The NHS will soon have to ask patients before sharing their medical records, this year's Healthcare Computing conference heard. Peter Mitchell reports

The days of sharing patients' medical records around the NHS's 'extended family' are over, this year's Healthcare Computing conference in Harrogate heard.

By this summer, health authorities and trusts would have to seek patients' explicit consent before using their records for any purpose other than medical treatment, warned data protection registrar Elizabeth France.

'The NHS has always worked on a flimsy basis that patients have granted implied consent,' Mrs France told the conference. 'That will not stand up any more and it has to be sharpened up.'

In future, before passing on any piece of information, NHS bodies would have to look at how they obtained it, she said. 'You must think these things through before riding roughshod over people's privacy.'

The NHS had to look carefully at the meaning of the word 'consent', she added. 'I take it to mean the patient must have the right to say no, that we must explain to patients who controls their data and exactly what we intend to do with it.

'Informed consent is the safest way forward - consent, choice, and confidentiality.'

Failure to get it would risk breaching the duty of confidence imposed by the new Data Protection Act, Ms France warned.

'We have to be bold and clear, and not shy away from telling individuals exactly what we do with their records.'

In addition, NHS staff with access to sensitive data would soon face investigations into their trustworthiness. 'You must look closely at the reliability of your staff in the light of their duties of confidentiality,' she said.

'I can and will enforce these measures once we have all got used to them.'

The new act - prompted by a 1995 European directive - has not yet become law because of its immense complexity. Twenty-two additional pieces of secondary legislation need to be drafted before it can take effect.

But two weeks ago home secretary Jack Straw announced that he hoped to bring the new regime into force 'by the end of June or as soon thereafter as we can'.

The act will not be rigorously enforced until a statutory settling-in period ends in October 2001.

But by then, the NHS must have systems in place to comply both with new security precautions and requests from patients for information.

'My office will be taking very seriously our duty to make people more assertive about what they are now allowed to see.'

NHS managers in the audience expressed worries that the advent of multi- agency electronic health records was bound to push them into more and more sharing of patient information.

In such a fast-changing climate it would be no easy matter to predict exactly what the act would require their systems to do. But Ms France offered a partial solution in the form of an agreed code of practice for interpreting the act's effect on medical data.

'Organisations in the health sector can draft such a code themselves.

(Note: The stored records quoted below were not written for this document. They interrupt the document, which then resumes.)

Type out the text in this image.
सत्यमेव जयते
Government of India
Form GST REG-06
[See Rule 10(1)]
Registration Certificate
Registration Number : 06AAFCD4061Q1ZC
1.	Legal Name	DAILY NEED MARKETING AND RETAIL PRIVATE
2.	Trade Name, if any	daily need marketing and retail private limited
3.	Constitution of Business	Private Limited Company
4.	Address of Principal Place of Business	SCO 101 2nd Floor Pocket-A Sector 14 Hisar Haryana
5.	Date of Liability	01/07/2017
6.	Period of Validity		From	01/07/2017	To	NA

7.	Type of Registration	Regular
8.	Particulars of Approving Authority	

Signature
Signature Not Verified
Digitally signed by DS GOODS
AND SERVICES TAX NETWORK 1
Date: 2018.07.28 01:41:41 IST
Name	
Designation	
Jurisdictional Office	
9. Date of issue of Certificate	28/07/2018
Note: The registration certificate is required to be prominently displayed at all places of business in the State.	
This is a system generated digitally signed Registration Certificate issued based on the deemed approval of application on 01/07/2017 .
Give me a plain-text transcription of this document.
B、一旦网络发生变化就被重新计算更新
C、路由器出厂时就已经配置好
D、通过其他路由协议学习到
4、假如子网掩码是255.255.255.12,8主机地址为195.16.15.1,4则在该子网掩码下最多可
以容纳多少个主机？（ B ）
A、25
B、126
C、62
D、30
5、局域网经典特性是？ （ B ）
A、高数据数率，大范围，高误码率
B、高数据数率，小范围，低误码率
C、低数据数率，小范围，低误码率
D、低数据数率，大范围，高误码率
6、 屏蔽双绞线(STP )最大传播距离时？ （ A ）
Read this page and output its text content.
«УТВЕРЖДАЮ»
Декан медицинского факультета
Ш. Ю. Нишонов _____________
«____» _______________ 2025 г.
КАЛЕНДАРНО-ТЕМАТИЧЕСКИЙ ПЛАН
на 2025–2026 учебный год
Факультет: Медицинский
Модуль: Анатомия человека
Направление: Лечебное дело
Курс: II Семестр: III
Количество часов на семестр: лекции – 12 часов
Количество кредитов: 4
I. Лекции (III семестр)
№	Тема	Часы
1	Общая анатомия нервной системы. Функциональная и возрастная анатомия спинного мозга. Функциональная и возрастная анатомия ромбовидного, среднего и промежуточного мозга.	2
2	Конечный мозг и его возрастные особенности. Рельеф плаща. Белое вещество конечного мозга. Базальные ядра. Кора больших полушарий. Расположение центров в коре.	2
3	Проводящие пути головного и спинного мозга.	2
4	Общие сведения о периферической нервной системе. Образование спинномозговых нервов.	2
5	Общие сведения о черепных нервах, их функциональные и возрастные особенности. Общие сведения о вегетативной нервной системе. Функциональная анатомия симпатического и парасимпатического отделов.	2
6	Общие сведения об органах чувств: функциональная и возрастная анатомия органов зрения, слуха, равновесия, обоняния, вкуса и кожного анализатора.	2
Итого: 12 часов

I would then check that data subjects themselves (patients) are happy with it.'

Such a code would not be directly enforceable, but the data protection registrar would use it as a guide on when to take legal action. NHS bodies could avoid prosecution by showing they had followed the code.

Ms France dismissed complaints that the new rules would cripple medical research. 'Constraints on research in Europe have been much stricter than ours for some time, but standards of care have not suffered.'

She revealed that her office is investigating a case in which a medical research group had obtained personal data about her own father. The group had written to him indicating that they knew his age - data which they had obtained improperly, he believes, from his HA.

Recently, the registrar stopped the Department of Health from committing a massive breach of patient confidentiality in the course of its national patient satisfaction survey.

The DoH had planned to disclose the addresses of thousands of NHS patients to the independent research firm which conducted the survey. Instead, at the registrar's insistence, the forms had to be sent out by HAs.

In another case, she advised HAs not to comply with a demand from the Ministry of Defence to disclose the names and addresses of all ex-servicemen on their GPs' lists as part of the Gulf War syndrome investigation.

The NHS Executive finally announced that it has awarded the£12m contract for the National Strategic Tracing Service to SEMA Group. NSTS will allow staff to find the unique NHS number, using the name of each patient, and vice versa.

The aim is to be able to collect records of every episode of care relating to an individual, and to automatically retrieve their demographic details. The service should start operation before the end of this year.

SEMA will be paid a fee every time a health authority or trust makes a tracing request on the service. But the Executive will pay the fees from a central fund: trusts will only have to notify the Executive of how many traces they make.